Former Facebook employee Chamath Palihapitiya, and founder of Social Capital, one of the most formidable venture-capital firms on Silicon Valley, talked with Vanity Fair about what is wrong with the current VC approach of the Valley and the world.
Palihapitiya is a Sri Lankan immigrant that escaped a civil war in his homeland before eventually landing a job at a new company called Facebook. His firm, Social Capital, has backed numerous tech companies with valuations in the billions, such as Slack, Box, and SurveyMonkey. But that doesn’t mean he has bought in the hyped unicorn culture prevailing in the VC world today.
In his interview with Vanity Fair he discusses three of the main hurdles surrounding the current VC system.
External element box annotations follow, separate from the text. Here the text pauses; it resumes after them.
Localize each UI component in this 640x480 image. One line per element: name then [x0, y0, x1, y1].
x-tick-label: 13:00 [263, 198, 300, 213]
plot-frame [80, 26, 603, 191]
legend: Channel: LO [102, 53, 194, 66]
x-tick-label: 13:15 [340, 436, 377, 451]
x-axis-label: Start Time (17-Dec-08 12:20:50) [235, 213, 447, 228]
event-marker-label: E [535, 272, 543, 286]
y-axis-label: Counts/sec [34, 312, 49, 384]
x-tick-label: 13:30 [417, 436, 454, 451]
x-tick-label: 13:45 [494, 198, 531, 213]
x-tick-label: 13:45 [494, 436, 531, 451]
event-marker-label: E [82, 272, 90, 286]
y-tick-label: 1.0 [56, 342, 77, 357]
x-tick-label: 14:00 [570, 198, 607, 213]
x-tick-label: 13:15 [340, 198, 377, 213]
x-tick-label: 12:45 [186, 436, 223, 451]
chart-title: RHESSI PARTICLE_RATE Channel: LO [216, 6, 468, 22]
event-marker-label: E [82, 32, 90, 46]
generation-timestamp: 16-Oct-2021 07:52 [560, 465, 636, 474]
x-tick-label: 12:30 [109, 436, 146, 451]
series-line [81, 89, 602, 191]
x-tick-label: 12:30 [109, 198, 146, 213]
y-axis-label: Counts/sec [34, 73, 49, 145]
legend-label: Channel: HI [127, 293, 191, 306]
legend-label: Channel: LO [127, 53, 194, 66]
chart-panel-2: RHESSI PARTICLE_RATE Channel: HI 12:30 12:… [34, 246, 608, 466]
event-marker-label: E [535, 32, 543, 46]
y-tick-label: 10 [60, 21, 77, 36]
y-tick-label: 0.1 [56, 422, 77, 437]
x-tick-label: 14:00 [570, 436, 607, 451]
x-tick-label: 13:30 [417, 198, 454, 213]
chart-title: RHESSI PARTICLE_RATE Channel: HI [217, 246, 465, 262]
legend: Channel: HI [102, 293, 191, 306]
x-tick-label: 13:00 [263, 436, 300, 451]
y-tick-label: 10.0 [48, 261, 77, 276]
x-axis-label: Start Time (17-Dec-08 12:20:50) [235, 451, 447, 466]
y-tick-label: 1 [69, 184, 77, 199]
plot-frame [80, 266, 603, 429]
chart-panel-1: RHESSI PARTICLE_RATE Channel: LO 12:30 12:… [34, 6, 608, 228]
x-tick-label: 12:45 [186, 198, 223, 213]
1) Lack of a grand audacious vision
The VC industry has to come to terms with the fact that there have only been a handful of investors who had this extreme visions for great investments in things that turned out to be amazing businesses like Facebook, Google, and Uber. Everybody else reacted to that success by trying to do the thing that most approximates to the thing that is working. As a result, most of those businesses, that where fundamentally not good, were run poorly. These businesses should have never been invested in, in the first place. In his words, “We need to divorce ourselves from venture capital as an occupation and focus on using capital as a way to take really big bets on things that just seem totally audacious. Right now we haven’t done enough of that, and the result is that most of the things we’ve funded are mostly crap and largely worthless.”
2) Lack of mission driven affinity
Palihapitiya states that the key of his VC company’s success is to focus on acquiring mission-driven people for your team. This will become the competitive advantage in a world that is just looking for the next best fast thing. “Historically, companies like Microsoft or Apple have taken 25 to 35 years to get to the kinds of valuations that Facebook got to in 10 years. And the reaction to this in Silicon Valley is to try to find things that work really quickly. Over the last seven or eight years, Silicon Valley has really fallen in love with fast growth. Part of this is the risk aversion of the financiers, who themselves want to have short-term wins and want to fund things that look like they’re working in the short term.” This will undermine intellectual laziness and decrease the amount of investment in ‘beauty pageant’ companies. Turning focus on businesses that are technological ambitious, difficult and that require tremendous intellectual horsepower, that can basically move humanity forward.
3) Lack of a clear business model
“We have to get back to this world of having pretty reasonable discipline on business models and understanding that many of these gross-margin businesses will never, never break even or become profitable.” There is no time for “venture philanthropy” anymore. VC needs to do a better job at eliminating the clutter and really focus on businesses that have a long term profitable vision. Valuable companies take decades to build. A lot of the new-generation, remote-control-type businesses—where the phone acts like a remote control to replace an offline experience—are generally, to date, highly, highly, highly unprofitable. Time will tell whether any of those can become a real business at all.